Boardman Students’ App Tests Gun-Law Knowledge
BOARDMAN, Ohio – It’s the second time students from Boardman High School have won the Congressional App Challenge for Ohio’s 13th District, but this time, it was a group of young women.
“That’s an interesting thing because there’s not a lot of girls who take the technology classes and we’re thrilled,” said Evelyn Stanton, technology teacher at Boardman High School. “They’re great girls.”
U.S. Rep. Tim Ryan presented certificates to Emma Davis and Ranean Sulebi, juniors, and Alara Erzurum, senior, Tuesday morning at Boardman High School. The team of young women worked together for two months to invent the Ohio Gun Obtaining Quiz app, an informative app with a goal of creating awareness of Ohio’s current gun laws.

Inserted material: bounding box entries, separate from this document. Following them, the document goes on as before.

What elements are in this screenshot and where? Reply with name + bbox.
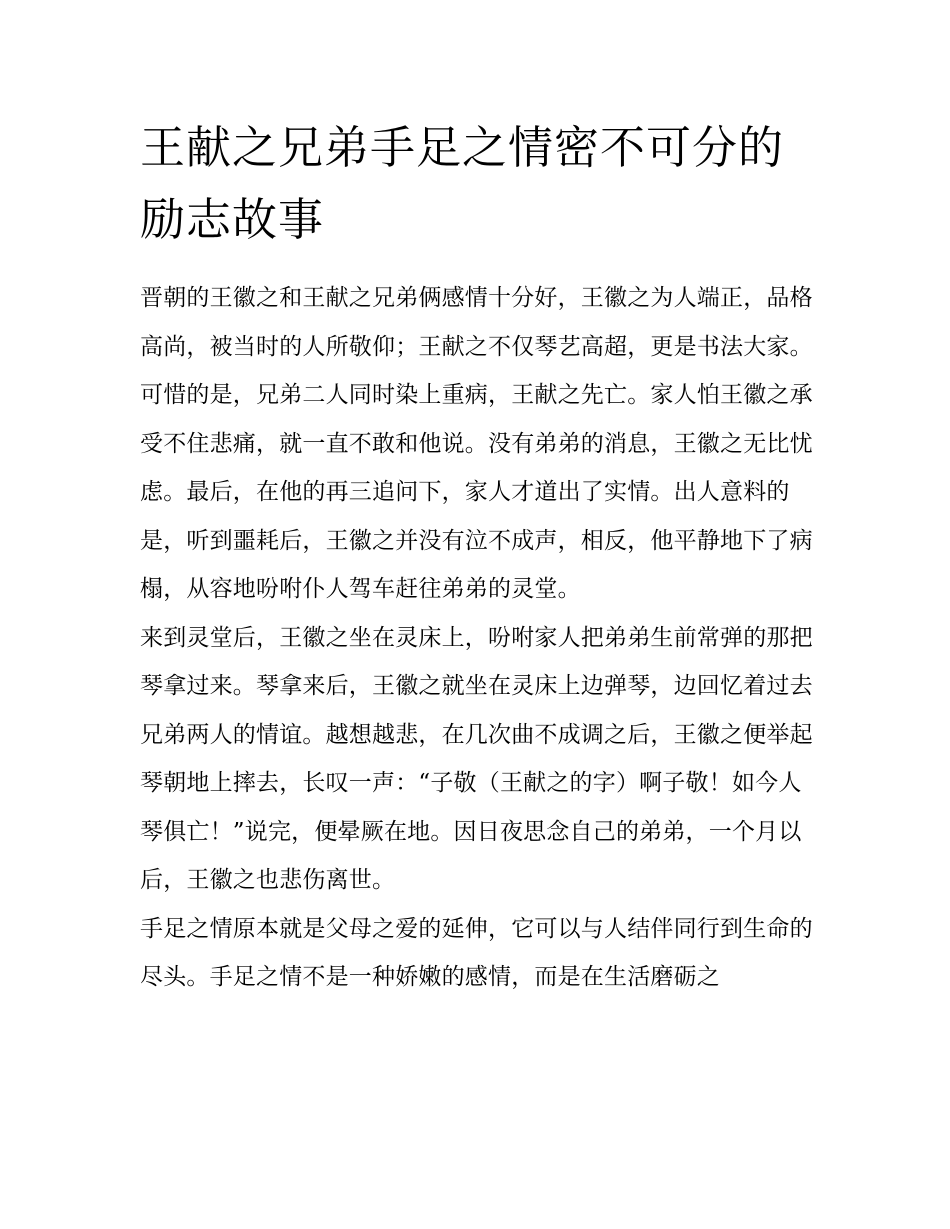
document-title: 王献之兄弟手足之情密不可分的励志故事 bbox=[140, 121, 785, 246]
paragraph-3: 手足之情原本就是父母之爱的延伸，它可以与人结伴同行到生命的尽头。手足之情不是一种娇嫩的感情，而是在生活磨砺之 bbox=[140, 915, 813, 990]
document-page bbox=[140, 112, 815, 1002]
paragraph-1: 晋朝的王徽之和王献之兄弟俩感情十分好，王徽之为人端正，品格高尚，被当时的人所敬仰；王献之不仅琴艺高超，更是书法大家。可惜的是，兄弟二人同时染上重病，王献之先亡。家人怕王徽之承受不住悲痛，就一直不敢和他说。没有弟弟的消息，王徽之无比忧虑。最后，在他的再三追问下，家人才道出了实情。出人意料的是，听到噩耗后，王徽之并没有泣不成声，相反，他平静地下了病榻，从容地吩咐仆人驾车赶往弟弟的灵堂。 bbox=[140, 285, 813, 602]
document-body bbox=[140, 274, 815, 1002]
paragraph-2: 来到灵堂后，王徽之坐在灵床上，吩咐家人把弟弟生前常弹的那把琴拿过来。琴拿来后，王徽之就坐在灵床上边弹琴，边回忆着过去兄弟两人的情谊。越想越悲，在几次曲不成调之后，王徽之便举起琴朝地上摔去，长叹一声：“子敬（王献之的字）啊子敬！如今人琴俱亡！”说完，便晕厥在地。因日夜思念自己的弟弟，一个月以后，王徽之也悲伤离世。 bbox=[140, 624, 813, 893]
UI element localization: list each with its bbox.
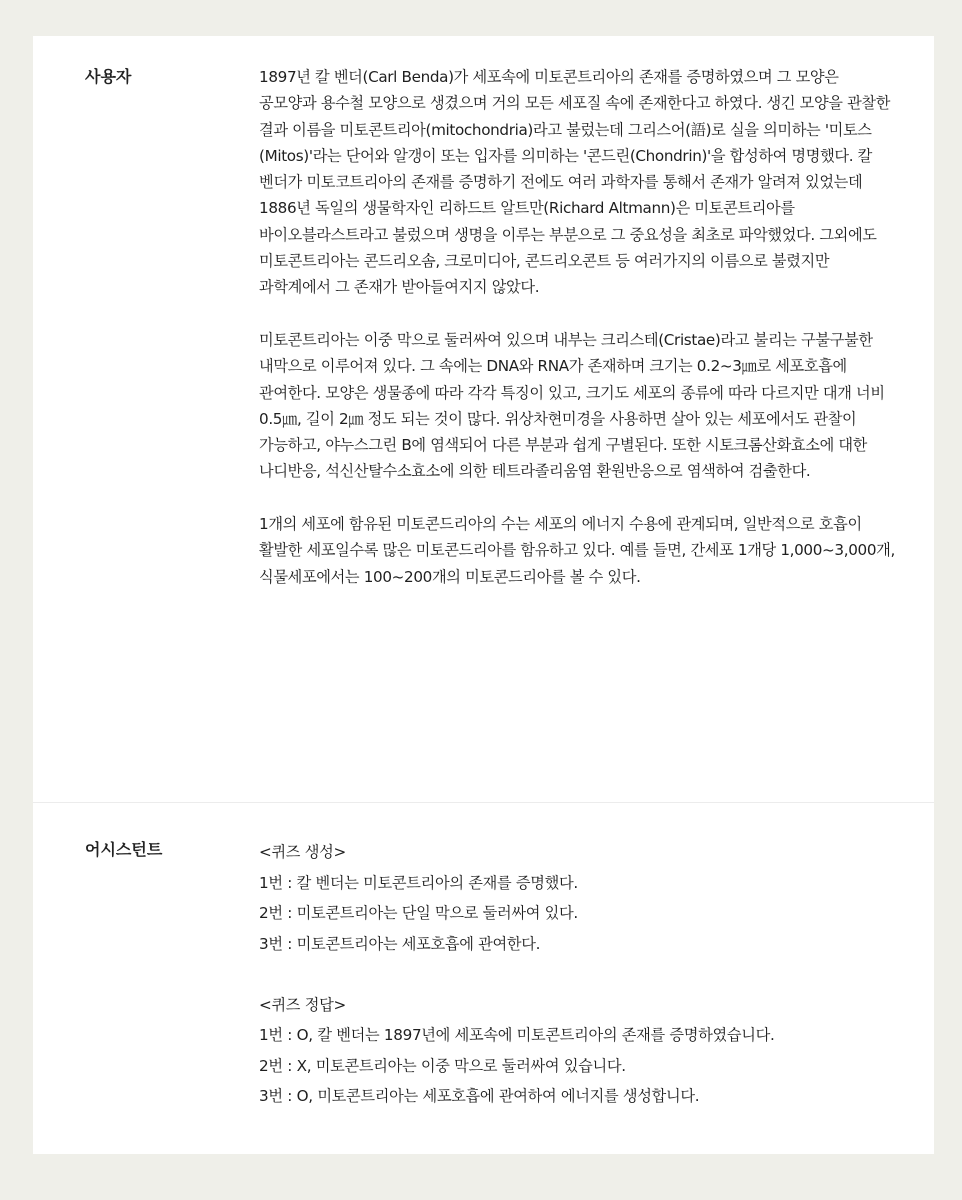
assistant-message xyxy=(259,837,899,1112)
user-role-label: 사용자 xyxy=(85,67,132,86)
assistant-role-label: 어시스턴트 xyxy=(85,840,163,859)
assistant-turn xyxy=(33,803,934,1112)
answer-item-1: 1번 : O, 칼 벤더는 1897년에 세포속에 미토콘트리아의 존재를 증명하였습니다. xyxy=(259,1026,775,1044)
user-paragraph-1: 1897년 칼 벤더(Carl Benda)가 세포속에 미토콘트리아의 존재를 증명하였으며 그 모양은 공모양과 용수철 모양으로 생겼으며 거의 모든 세포질 속에 존재한다고 하였다. 생긴 모양을 관찰한 결과 이름을 미토콘트리아(mitochondria)라고 불렀는데 그리스어(語)로 실을 의미하는 '미토스(Mitos)'라는 단어와 알갱이 또는 입자를 의미하는 '콘드린(Chondrin)'을 합성하여 명명했다. 칼 벤더가 미토코트리아의 존재를 증명하기 전에도 여러 과학자를 통해서 존재가 알려져 있었는데 1886년 독일의 생물학자인 리하드트 알트만(Richard Altmann)은 미토콘트리아를 바이오블라스트라고 불렀으며 생명을 이루는 부분으로 그 중요성을 최초로 파악했었다. 그외에도 미토콘트리아는 콘드리오솜, 크로미디아, 콘드리오콘트 등 여러가지의 이름으로 불렸지만 과학계에서 그 존재가 받아들여지지 않았다. xyxy=(259,68,891,297)
quiz-item-3: 3번 : 미토콘트리아는 세포호흡에 관여한다. xyxy=(259,934,541,953)
quiz-item-1: 1번 : 칼 벤더는 미토콘트리아의 존재를 증명했다. xyxy=(259,873,578,892)
user-paragraph-2: 미토콘트리아는 이중 막으로 둘러싸여 있으며 내부는 크리스테(Cristae)라고 불리는 구불구불한 내막으로 이루어져 있다. 그 속에는 DNA와 RNA가 존재하며 크기는 0.2~3㎛로 세포호흡에 관여한다. 모양은 생물종에 따라 각각 특징이 있고, 크기도 세포의 종류에 따라 다르지만 대개 너비 0.5㎛, 길이 2㎛ 정도 되는 것이 많다. 위상차현미경을 사용하면 살아 있는 세포에서도 관찰이 가능하고, 야누스그린 B에 염색되어 다른 부분과 쉽게 구별된다. 또한 시토크롬산화효소에 대한 나디반응, 석신산탈수소효소에 의한 테트라졸리움염 환원반응으로 염색하여 검출한다. xyxy=(259,330,885,481)
quiz-title: <퀴즈 생성> xyxy=(259,843,346,861)
answer-item-2: 2번 : X, 미토콘트리아는 이중 막으로 둘러싸여 있습니다. xyxy=(259,1056,626,1075)
conversation-card xyxy=(33,36,934,1154)
spacer xyxy=(259,959,899,990)
user-turn xyxy=(33,36,934,803)
user-paragraph-3: 1개의 세포에 함유된 미토콘드리아의 수는 세포의 에너지 수용에 관계되며, 일반적으로 호흡이 활발한 세포일수록 많은 미토콘드리아를 함유하고 있다. 예를 들면, 간세포 1개당 1,000~3,000개, 식물세포에서는 100~200개의 미토콘드리아를 볼 수 있다. xyxy=(259,515,895,586)
quiz-item-2: 2번 : 미토콘트리아는 단일 막으로 둘러싸여 있다. xyxy=(259,904,578,922)
user-message xyxy=(259,64,899,802)
answer-item-3: 3번 : O, 미토콘트리아는 세포호흡에 관여하여 에너지를 생성합니다. xyxy=(259,1087,700,1105)
answer-title: <퀴즈 정답> xyxy=(259,995,346,1014)
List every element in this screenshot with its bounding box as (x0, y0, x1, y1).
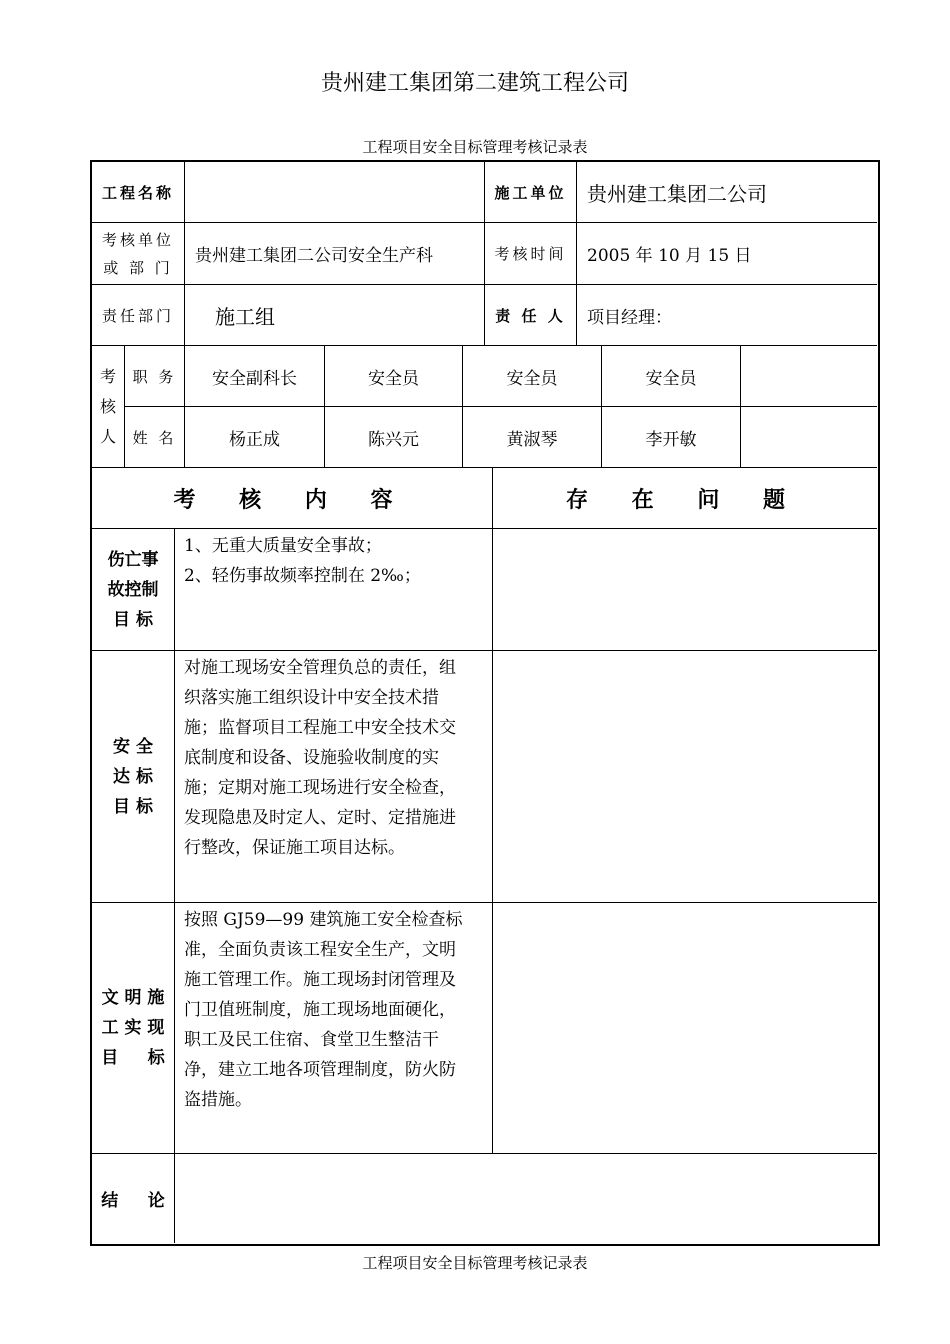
content-header: 考 核 内 容 (173, 486, 411, 513)
assess-unit-label-line1: 考核单位 (101, 230, 174, 249)
name-label: 姓 名 (132, 428, 177, 447)
assess-time-label: 考核时间 (494, 245, 567, 263)
resp-person-label: 责 任 人 (495, 306, 566, 325)
target-label-line: 目 标 (101, 1048, 165, 1068)
assess-unit-label (92, 223, 184, 284)
project-name-label: 工程名称 (101, 183, 174, 202)
content-line: 盗措施。 (184, 1090, 252, 1110)
construction-unit-value[interactable]: 贵州建工集团二公司 (587, 181, 767, 206)
assessor-name[interactable]: 黄淑琴 (506, 429, 558, 450)
target-label-line: 文 明 施 (101, 988, 165, 1008)
assessor-name[interactable]: 杨正成 (229, 429, 280, 450)
assessor-group-label (92, 346, 124, 467)
target-label-line: 伤亡事 (107, 549, 159, 570)
target-label-line: 目 标 (113, 609, 153, 630)
assessor-position[interactable]: 安全员 (506, 368, 558, 389)
assess-unit-label-line2: 或 部 门 (103, 258, 173, 277)
assessor-label-char: 人 (99, 426, 116, 446)
content-line: 1、无重大质量安全事故； (184, 536, 382, 556)
content-line: 发现隐患及时定人、定时、定措施进 (184, 808, 456, 828)
resp-dept-label: 责任部门 (101, 306, 174, 325)
position-label: 职 务 (132, 367, 177, 386)
conclusion-label: 结 论 (101, 1190, 165, 1211)
target-label-line: 工 实 现 (101, 1018, 165, 1038)
conclusion-value[interactable] (175, 1154, 876, 1242)
content-line: 施；定期对施工现场进行安全检查， (184, 778, 456, 798)
target-content-safety (175, 651, 492, 902)
content-line: 施；监督项目工程施工中安全技术交 (184, 718, 456, 738)
target-content-civilized (175, 903, 492, 1153)
content-line: 施工管理工作。施工现场封闭管理及 (184, 970, 456, 990)
content-line: 准，全面负责该工程安全生产，文明 (184, 940, 456, 960)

“The technology they were using has real world implications and all three of these girls said they think about school shootings happening in their own school,” Ryan said. ”They used that concern as a way to help,” Ryan said.
The nationwide app challenge was created three years ago. The goal is to get kids competing around technologies, but also to try and solve broader, social or economic issues through the use of technology and how to work in teams.
While they were building the app, the young women had to work as a team to solve problems, an essential skill they’re going to need as they move through the world, Ryan said.
The team wanted to have a point system on the app, though it was ultimately scrapped due to lack of screen space, Sulebi said. Other obstacles the group faced included unfinished code lines that caused errors and an error that didn’t allow the user to go to the final thank you page. Even though the app didn’t include all of their starting plans, creating it allowed them to, the students said.
“We did struggle a bit with the point system, typing out the questions and getting the code right,” Sulebi said. “I didn’t think we were going to win.”
According to the students, the app was inspired by the mass shooting in Dayton, where 17 people were killed and 27 were injured.
“I saw the Dayton shooting on the news and I thought this could happen at my school,” Sulebi recalled. “[Stanton] told us about the app challenge and I thought this is my chance to make a change.”
Though guns can be a contentious issue, the app simply offersest on what the gun laws are in Ohio as a way to educate people.
The app features scenarios that could happen when someone is trying to buy a gun in Ohio. The user goes through a series of yes or no questions, answering whether the hypothetical person could legally buy or carry a gun in the described scenario.
There are 10 questions on the app, Sulebi said. If a user gets a question wrong, they will receive an explanation of the right answer, she said. With the information the app provides, users can use it to their advantage to try and prevent shootings from happening in the future, Sulebi said. The app can help users protect themselves and inform others, she explained.
“They saw Dayton happen, which was so close to us, and I think it scared them a little bit,” she said. “They were afraid of the guns, so they decided to go ahead and do an app because this really was a passion of theirs.”
The app was created using block code, which doesn’t require typing in the coding physically, Stanton said. Students move blocks with coding inside into the program area instead of typing it out themselves, which has made teaching program concepts to students easier, she said.
“They don’t have to worry about the syntax of the program as much as just how it works,” Stanton said. “In traditional programming, you have to worry about commas, curly brackets and all of those things. [When] they use these blocks, they don’t have to be concerned about that. They can just bring the whole block over.”
If there are people who are already concerned about gun control, the app could help them with solutions and with reaching out to Congress with new ideas, Sulebi said. As of now, the app isn’t available for download, but the team is looking at their possible next steps, she said.
The team is considering adding more questions to the quiz and having a different quiz for each state, which would make the app more personalized for each user, the students said. The team still wants to have a scoring feature and for the users to be able to save their responses to keep track of what they missed and what they got right, they said.
“We didn’t really expect to win the challenge, but maybe we’ll keep going and have a website too,” Sulebi said. “We’re not completely sure yet.”
In the spring, the team will travel to Washington, D.C., to showcase their app alongside hundreds of students from other congressional districts across the country.
Among them will be Elyse Chess and Brooke Lassinger from Pennsylvania’s 16th Congressional District in western Pennsylvania, represented by Mike Kelly. The pair created the Let’s Get Down to Buzzness app, which allows users to learn the basics of creating a business.